“When I give food to the poor, they call me a saint. When I ask why the poor have no food, they call me a communist.”
It came across my tweeter feed this evening, and suffice it to say, my reaction was not a calm one. “Priti Patel MP: The bishops are blind to the moral message of IDS’s gospel of work.” Gospel of work? GOSPEL?
Oh what fresh hell was this? After all, we are talking about the man of the Easterhouse Epiphany, who successfully fooled many with his new found desire to pursue ‘compassionate Conservatism’. This was a man who – perhaps because under his leadership the Conservative party were suffering mightily in the opinion polls – was already exploiting his religion in order to appeal to the conservative (small c) heartland, crying in public about ‘the poor’ and proclaiming his concern about how the secularisation of Great Britain might be one of Britain’s ‘biggest problems‘.
So well did he play the part of the caring and compassionate Conservative Christian leader that he was invited to speak at the Labour Party conference in 2005 by Bob Holman, founder of the Easterhouse based charity FARE, and it was where IDS proclaimed: “Everyone should have enough money to live properly in their community.” And whilst his appeal to the conservative heartland did not save his leadership of the Tory party, it paved the way to a successful re-invention which allowed him to pursue his calling as Secretary of State for Work and Pensions.
So let us return to this ‘moral’ message, this ‘gospel of work’ – the Christian inference is clear, and I would suggest, deliberate. The word ‘gospel’ is of course a rendering of the Greek word meaning ‘good news’ evangelion and is most often associated with Christianity. The premise then of this post is simple: that the bishops (and by extension any one who agrees with them about benefit cuts and caps which have been metered out under Duncan Smith) are failing to accept the ‘morality’ which drives this, and haven’t accepted the ‘gospel’ that this is The Way in which the poor should be dealt with.
Or to put it another way, this is the gospel according to Ian Duncan Smith, and there is something wrong with us if we don’t see it his way.

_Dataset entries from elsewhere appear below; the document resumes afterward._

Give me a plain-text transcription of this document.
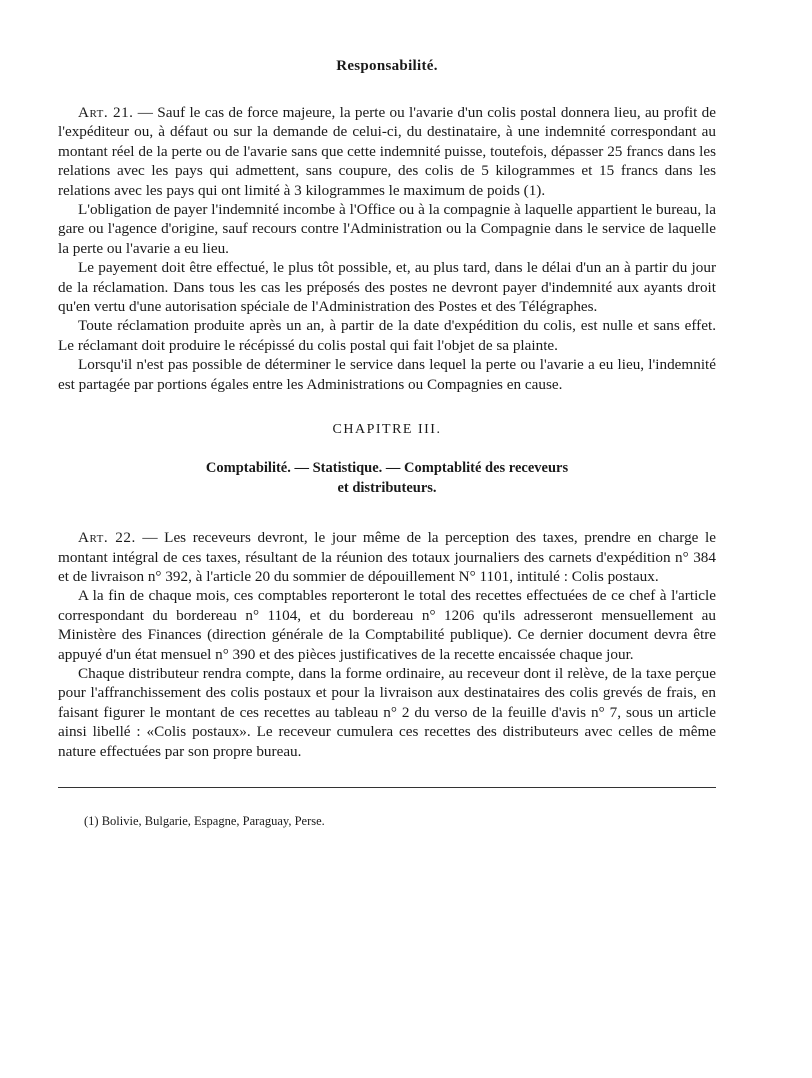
Responsabilité.

Art. 21. — Sauf le cas de force majeure, la perte ou l'avarie d'un colis postal donnera lieu, au profit de l'expéditeur ou, à défaut ou sur la demande de celui-ci, du destinataire, à une indemnité correspondant au montant réel de la perte ou de l'avarie sans que cette indemnité puisse, toutefois, dépasser 25 francs dans les relations avec les pays qui admettent, sans coupure, des colis de 5 kilogrammes et 15 francs dans les relations avec les pays qui ont limité à 3 kilogrammes le maximum de poids (1).

L'obligation de payer l'indemnité incombe à l'Office ou à la compagnie à laquelle appartient le bureau, la gare ou l'agence d'origine, sauf recours contre l'Administration ou la Compagnie dans le service de laquelle la perte ou l'avarie a eu lieu.

Le payement doit être effectué, le plus tôt possible, et, au plus tard, dans le délai d'un an à partir du jour de la réclamation. Dans tous les cas les préposés des postes ne devront payer d'indemnité aux ayants droit qu'en vertu d'une autorisation spéciale de l'Administration des Postes et des Télégraphes.

Toute réclamation produite après un an, à partir de la date d'expédition du colis, est nulle et sans effet. Le réclamant doit produire le récépissé du colis postal qui fait l'objet de sa plainte.

Lorsqu'il n'est pas possible de déterminer le service dans lequel la perte ou l'avarie a eu lieu, l'indemnité est partagée par portions égales entre les Administrations ou Compagnies en cause.

CHAPITRE III.
Comptabilité. — Statistique. — Comptablité des receveurs
et distributeurs.

Art. 22. — Les receveurs devront, le jour même de la perception des taxes, prendre en charge le montant intégral de ces taxes, résultant de la réunion des totaux journaliers des carnets d'expédition n° 384 et de livraison n° 392, à l'article 20 du sommier de dépouillement N° 1101, intitulé : Colis postaux.

A la fin de chaque mois, ces comptables reporteront le total des recettes effectuées de ce chef à l'article correspondant du bordereau n° 1104, et du bordereau n° 1206 qu'ils adresseront mensuellement au Ministère des Finances (direction générale de la Comptabilité publique). Ce dernier document devra être appuyé d'un état mensuel n° 390 et des pièces justificatives de la recette encaissée chaque jour.

Chaque distributeur rendra compte, dans la forme ordinaire, au receveur dont il relève, de la taxe perçue pour l'affranchissement des colis postaux et pour la livraison aux destinataires des colis grevés de frais, en faisant figurer le montant de ces recettes au tableau n° 2 du verso de la feuille d'avis n° 7, sous un article ainsi libellé : «Colis postaux». Le receveur cumulera ces recettes des distributeurs avec celles de même nature effectuées par son propre bureau.

(1) Bolivie, Bulgarie, Espagne, Paraguay, Perse.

When you build a society in which people are only valued for their economic output, is is those least able to produce economically who suffer. And when your ‘morality’ is built on the premise that those who cannot produce economically should be forced to do so, inevitably you will find the belief that their poverty is their own fault, that it is a weakness of which they must be cured. And that is what is at the heart of this ‘gospel’ – the poor are poor because they have chosen to be so, and these cuts whom so many others can see as wrong, are in fact for their own good.
Under the last Labour Government, the concept of welfare went wrong. We saw an extreme culture of dependency on welfare developing where families became trapped – sometimes by deliberate choice and sometimes by accident – in a cycle of dependency in which they were rewarded for not working. This cycle also affected generations of households, which led to the erosion of the basic value of hard work, aspiration and the general desire to want to get on in life. (Emphasis mine)
People, so the narrative goes, have found a ‘lifestyle’ from which they need to be saved. In this narrative, the disabled aren’t doing enough for themselves, and those struggling with mental health issues could certainly make more of an effort. The LGBTIQ+ community might struggle with stigma and poverty, but if they could only stop being so ‘dependent’.. With this sort of view of humanity, it must make sense to take away social housing and take money away from domestic violence refuges, because naturally the last thing those escaping from domestic violence need after running away with their kids from life threatening violence is to develop ‘dependency issues’. And god help you if you are black or of colour.
Duncan Smith’s gospel is nothing at all like the gospel as proclaimed by Christ. It is, however, quite a lot like the ‘prosperity gospel‘, as proclaimed by a number of (very wealthy) preachers. But it isn’t good news for the poor, it wont set any captives free and it certainly isn’t life.
It’s a fake and phoney gospel, and if you don’t conform to it, it will kill you.